Toda a casa estava em obras e F. de Riverday pensava, a propósito de uma máquina de afagar o chão que lançava no ar tremendas nuvens de pó que, se fosse uma mulher a ter inventado aquela máquina, concerteza teria também inventado um balão para recolher o pó e não sujar a casa.

A Riverday tinha um pires numa mão, o último sobrevivente de um antigo serviço de chá que primava pela delicada e brilhante composição de cores - uma elegante e apertada filigrana de ouro sobre um fundo branco, com minúsculos e indefinidos botões de flores vermelhas, aqui e ali.

A F. de Riverday dizia, com profunda tristeza:

«Foi bom que este serviço ficasse para mim - mas eu consegui destruí-lo quase todo.»

Ao que o seu pai, habitualmente mudo e ausente, de um modo inusitado lhe respondia:

«Conseguiste dizer um coisa positiva. Agora corta a segunda parte - e continua.»

A F. de Riverday olhava-o, perplexa.

A verdade é que tudo lhe caía das mãos, naquela casa.

Ou seria intrinsecamente desastrada - ou andava sempre uma pilha de nervos, naquele ambiente doméstico.

Como livrar-se dessa ansiedade perpétua, que não a deixava respirar?

Nada de positivo lhe ocorria.


Episódio de Minimercado

Fragmento 126



Antes do minimercado abrir, já estava esperando à porta um velhote com um aspecto inofensivo, quase inocente, mas desleixado, desarranjado.

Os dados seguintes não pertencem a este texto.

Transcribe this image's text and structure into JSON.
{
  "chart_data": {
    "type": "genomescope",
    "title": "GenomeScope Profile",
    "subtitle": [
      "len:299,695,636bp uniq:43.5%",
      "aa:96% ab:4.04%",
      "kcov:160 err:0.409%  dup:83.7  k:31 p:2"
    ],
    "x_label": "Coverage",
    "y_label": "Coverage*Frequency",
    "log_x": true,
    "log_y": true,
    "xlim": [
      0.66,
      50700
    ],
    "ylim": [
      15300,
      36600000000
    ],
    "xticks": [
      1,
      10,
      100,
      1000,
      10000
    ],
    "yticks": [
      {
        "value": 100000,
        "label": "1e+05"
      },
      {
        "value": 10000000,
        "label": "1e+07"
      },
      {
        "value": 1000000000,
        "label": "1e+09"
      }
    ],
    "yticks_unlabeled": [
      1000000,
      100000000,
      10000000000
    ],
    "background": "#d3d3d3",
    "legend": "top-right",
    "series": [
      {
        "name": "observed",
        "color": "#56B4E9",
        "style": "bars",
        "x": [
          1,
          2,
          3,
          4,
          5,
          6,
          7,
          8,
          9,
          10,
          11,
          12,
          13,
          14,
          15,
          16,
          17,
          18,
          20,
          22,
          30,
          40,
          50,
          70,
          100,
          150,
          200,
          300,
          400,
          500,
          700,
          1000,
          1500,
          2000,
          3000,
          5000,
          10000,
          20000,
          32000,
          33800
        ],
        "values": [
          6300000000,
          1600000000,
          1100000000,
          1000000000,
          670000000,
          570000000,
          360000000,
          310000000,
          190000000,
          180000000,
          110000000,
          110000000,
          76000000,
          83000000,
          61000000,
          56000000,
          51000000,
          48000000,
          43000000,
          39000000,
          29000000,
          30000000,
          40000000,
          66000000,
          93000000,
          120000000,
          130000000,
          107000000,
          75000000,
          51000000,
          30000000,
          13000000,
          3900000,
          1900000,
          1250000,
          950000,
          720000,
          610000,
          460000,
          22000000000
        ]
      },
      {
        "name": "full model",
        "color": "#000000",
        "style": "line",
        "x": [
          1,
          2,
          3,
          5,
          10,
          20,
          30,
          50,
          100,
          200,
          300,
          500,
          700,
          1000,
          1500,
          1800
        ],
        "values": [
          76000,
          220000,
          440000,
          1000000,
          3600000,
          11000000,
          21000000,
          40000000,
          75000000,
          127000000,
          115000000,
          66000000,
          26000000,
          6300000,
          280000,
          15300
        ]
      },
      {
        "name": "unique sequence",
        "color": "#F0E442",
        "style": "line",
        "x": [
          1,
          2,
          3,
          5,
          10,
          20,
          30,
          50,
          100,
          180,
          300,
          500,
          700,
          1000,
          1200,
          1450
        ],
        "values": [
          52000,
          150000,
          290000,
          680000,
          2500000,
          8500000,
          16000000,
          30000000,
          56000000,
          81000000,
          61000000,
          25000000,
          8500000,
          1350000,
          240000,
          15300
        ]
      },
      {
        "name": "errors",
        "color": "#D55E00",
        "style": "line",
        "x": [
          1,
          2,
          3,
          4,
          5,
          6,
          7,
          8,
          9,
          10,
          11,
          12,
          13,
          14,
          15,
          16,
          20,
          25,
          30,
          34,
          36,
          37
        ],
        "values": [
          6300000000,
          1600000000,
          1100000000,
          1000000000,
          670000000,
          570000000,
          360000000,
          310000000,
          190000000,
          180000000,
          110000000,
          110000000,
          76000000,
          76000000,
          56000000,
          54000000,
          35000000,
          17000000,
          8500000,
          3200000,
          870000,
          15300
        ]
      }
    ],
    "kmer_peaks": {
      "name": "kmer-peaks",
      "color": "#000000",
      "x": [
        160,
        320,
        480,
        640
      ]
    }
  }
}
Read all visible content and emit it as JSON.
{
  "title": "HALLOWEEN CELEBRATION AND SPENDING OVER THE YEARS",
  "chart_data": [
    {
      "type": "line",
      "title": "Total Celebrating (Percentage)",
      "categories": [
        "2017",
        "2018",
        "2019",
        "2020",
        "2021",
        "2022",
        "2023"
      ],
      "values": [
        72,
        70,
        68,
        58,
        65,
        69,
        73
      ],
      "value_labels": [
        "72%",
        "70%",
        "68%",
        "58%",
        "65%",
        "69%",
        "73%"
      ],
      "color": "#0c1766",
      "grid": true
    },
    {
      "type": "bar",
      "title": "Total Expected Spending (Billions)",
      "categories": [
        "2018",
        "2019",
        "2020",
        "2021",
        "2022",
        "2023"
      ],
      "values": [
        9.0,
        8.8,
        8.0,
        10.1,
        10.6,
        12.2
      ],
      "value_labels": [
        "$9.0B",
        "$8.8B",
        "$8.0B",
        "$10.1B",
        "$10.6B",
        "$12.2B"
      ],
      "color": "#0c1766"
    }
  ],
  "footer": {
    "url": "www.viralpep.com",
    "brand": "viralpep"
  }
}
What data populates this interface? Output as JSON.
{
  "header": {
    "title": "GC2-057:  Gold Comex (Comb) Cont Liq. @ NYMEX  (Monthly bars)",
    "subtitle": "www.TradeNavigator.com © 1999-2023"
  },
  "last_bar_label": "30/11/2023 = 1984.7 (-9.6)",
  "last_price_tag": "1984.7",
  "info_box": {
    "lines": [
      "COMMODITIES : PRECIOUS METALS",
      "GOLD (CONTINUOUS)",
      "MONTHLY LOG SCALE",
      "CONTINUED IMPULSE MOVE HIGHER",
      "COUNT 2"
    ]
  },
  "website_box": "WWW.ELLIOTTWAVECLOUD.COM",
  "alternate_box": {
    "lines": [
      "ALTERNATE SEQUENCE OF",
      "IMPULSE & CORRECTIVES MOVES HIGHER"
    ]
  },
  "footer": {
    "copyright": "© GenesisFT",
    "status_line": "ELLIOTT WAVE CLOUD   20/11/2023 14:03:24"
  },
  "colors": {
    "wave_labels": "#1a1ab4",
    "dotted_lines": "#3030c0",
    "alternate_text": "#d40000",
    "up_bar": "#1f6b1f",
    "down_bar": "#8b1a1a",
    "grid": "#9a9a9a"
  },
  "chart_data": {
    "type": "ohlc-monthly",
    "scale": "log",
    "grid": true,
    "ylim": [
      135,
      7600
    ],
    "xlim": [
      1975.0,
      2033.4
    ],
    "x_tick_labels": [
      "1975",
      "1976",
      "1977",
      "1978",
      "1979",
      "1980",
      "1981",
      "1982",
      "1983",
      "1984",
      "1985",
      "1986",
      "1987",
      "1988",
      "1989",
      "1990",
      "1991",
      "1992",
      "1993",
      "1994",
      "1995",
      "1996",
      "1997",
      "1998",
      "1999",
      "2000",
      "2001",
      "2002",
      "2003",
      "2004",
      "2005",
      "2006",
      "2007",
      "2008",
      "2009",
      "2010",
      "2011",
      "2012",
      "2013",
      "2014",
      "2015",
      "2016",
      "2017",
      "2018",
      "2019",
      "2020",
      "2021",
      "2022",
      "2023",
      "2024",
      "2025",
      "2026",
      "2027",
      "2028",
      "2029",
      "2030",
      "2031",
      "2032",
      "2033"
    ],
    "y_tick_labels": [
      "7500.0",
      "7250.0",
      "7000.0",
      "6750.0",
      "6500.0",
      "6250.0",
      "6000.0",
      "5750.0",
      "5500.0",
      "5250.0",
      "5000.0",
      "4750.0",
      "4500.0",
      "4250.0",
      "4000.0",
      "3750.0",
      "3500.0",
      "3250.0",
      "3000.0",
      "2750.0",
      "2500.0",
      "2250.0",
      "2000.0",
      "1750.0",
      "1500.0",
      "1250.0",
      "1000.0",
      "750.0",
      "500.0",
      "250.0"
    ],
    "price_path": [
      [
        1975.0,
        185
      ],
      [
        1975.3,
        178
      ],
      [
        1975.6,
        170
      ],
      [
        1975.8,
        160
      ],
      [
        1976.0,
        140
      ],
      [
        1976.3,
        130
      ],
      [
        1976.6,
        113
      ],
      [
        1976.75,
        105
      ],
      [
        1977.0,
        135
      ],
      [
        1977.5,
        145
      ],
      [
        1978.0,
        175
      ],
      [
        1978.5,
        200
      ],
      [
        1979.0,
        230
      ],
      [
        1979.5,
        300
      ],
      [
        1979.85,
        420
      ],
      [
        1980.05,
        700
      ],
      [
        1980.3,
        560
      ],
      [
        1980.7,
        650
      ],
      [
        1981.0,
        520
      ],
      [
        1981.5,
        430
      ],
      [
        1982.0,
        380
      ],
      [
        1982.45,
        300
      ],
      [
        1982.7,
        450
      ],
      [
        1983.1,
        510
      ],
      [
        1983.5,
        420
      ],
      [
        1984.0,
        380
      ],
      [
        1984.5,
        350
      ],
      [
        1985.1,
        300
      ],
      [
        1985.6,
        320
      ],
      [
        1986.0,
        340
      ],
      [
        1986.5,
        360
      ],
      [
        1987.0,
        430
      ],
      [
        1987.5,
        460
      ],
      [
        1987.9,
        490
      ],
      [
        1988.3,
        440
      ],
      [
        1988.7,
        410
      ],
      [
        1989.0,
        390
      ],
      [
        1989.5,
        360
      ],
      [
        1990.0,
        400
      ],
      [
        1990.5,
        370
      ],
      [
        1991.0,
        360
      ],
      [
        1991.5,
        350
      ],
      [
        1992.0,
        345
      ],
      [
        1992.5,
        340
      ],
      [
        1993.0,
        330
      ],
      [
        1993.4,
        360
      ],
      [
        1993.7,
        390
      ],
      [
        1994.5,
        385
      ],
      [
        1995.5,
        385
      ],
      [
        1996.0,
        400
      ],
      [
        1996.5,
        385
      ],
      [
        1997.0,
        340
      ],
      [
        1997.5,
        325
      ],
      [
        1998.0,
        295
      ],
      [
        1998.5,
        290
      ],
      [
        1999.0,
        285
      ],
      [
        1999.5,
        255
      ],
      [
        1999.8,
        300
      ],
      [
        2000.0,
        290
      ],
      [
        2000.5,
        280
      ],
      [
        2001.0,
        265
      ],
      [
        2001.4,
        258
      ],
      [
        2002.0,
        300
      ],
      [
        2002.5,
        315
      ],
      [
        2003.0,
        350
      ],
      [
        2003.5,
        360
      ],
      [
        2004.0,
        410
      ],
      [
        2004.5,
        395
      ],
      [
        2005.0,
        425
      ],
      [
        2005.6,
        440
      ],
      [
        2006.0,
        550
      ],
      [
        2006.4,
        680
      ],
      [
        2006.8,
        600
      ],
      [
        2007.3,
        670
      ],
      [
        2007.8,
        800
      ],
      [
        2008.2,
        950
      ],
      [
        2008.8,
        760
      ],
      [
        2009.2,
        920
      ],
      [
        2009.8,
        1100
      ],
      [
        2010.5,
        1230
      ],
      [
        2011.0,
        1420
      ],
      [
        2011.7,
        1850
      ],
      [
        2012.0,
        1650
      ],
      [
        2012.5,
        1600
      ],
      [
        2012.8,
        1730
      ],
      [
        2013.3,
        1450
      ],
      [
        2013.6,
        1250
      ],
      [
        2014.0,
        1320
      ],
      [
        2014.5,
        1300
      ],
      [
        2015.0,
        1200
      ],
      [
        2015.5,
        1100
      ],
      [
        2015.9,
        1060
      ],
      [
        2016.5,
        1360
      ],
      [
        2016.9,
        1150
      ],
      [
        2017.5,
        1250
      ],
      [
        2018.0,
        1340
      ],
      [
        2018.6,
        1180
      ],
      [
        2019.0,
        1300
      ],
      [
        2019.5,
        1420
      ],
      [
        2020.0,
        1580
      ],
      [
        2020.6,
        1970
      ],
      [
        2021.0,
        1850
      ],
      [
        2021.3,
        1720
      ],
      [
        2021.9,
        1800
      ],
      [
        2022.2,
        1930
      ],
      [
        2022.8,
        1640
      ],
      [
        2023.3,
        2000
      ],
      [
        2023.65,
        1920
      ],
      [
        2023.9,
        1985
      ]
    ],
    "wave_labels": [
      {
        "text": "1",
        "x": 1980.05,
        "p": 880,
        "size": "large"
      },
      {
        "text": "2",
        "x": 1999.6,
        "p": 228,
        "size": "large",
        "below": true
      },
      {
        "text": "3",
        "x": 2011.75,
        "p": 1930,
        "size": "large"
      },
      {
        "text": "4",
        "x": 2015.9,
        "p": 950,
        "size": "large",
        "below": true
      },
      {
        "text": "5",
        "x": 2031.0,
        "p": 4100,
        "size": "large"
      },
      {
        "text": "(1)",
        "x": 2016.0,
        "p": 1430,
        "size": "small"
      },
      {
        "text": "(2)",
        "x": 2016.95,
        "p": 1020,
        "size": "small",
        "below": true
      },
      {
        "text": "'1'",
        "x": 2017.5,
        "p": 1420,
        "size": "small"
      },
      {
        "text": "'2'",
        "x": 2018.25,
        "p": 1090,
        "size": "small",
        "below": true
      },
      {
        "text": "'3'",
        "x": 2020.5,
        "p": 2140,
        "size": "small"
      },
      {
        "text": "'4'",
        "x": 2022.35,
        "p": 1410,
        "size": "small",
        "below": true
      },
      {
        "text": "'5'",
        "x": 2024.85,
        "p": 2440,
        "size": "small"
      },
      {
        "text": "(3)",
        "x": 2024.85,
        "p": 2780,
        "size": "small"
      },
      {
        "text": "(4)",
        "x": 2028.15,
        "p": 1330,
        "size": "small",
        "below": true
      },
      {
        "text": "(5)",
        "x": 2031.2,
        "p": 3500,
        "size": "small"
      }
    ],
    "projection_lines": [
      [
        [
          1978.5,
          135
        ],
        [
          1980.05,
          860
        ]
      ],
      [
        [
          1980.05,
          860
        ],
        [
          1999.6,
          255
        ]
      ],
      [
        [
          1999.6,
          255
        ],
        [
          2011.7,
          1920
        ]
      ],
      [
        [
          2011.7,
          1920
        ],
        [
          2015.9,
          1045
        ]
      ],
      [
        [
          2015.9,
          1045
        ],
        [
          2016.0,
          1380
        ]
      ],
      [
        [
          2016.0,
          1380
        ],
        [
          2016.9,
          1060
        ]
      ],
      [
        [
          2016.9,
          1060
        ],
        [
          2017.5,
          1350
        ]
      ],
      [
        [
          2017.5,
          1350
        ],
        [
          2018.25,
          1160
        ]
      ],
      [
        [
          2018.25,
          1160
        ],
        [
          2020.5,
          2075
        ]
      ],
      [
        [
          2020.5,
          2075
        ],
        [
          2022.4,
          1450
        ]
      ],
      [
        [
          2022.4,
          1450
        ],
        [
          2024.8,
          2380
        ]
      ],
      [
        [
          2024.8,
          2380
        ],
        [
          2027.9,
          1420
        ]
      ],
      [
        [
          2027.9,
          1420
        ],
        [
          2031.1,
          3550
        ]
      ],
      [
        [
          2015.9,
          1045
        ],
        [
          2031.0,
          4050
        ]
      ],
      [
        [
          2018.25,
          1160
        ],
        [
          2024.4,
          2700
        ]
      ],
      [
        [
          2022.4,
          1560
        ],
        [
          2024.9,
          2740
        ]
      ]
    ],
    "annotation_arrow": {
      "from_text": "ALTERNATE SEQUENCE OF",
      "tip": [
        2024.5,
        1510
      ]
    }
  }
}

Apareceu uma outra velhota também pobremente vestida, embora muito composta, e meteu-se com ele, cheia de mofa: «Por aqui logo de manhã, hem, compadre?... O que anda você por aqui a fazer?...» E no mesmo tom, continuava: «Olha, Olha!...Não me diga que já está atravessado!...» «É o travéssio!...» Respondia ele, com um riso triste e uns laivos ironia combalida, como alguém que aprendeu a rir num extremo de miséria. «É o travéssio, é o travéssio é!...» Ecoava ela, adoptando de imediato a palavra inventada, piscando os olhos como uma mãe a uma marotice de criança. «E a menina, o que faz por aqui?» Retorquiu o velhote. «Ora!...» Respondeu a velhota matreira. «O mesmo que você!... O que é que havia de ser?» E acrescentou, rindo: «A sede é muita!...» 

«Eu já venho de Cascais.» Confessou-se o velhote. «Já me levantei há muito tempo.» E ela, sempre a rir: «Eu hei-de contar à sua senhora!... Eu hei-de dizer-lhe das suas andanças!...» E lá se misturaram os dois pelos corredores, rindo com aquela seca e dura arte de vencer o desespero. O diálogo quase em gritos que ninguém entende, mais essa angústia subtilmente encoberta de esperar à porta de um minimercado para poder comprar umas garrafas de vinho. Só a mim que ali estava sem que dessem por isso parecia doer aquela cumplicidade condoída, vendo passar os dois velhotes que formavam um par na elegância combalida da sua mútua ironia.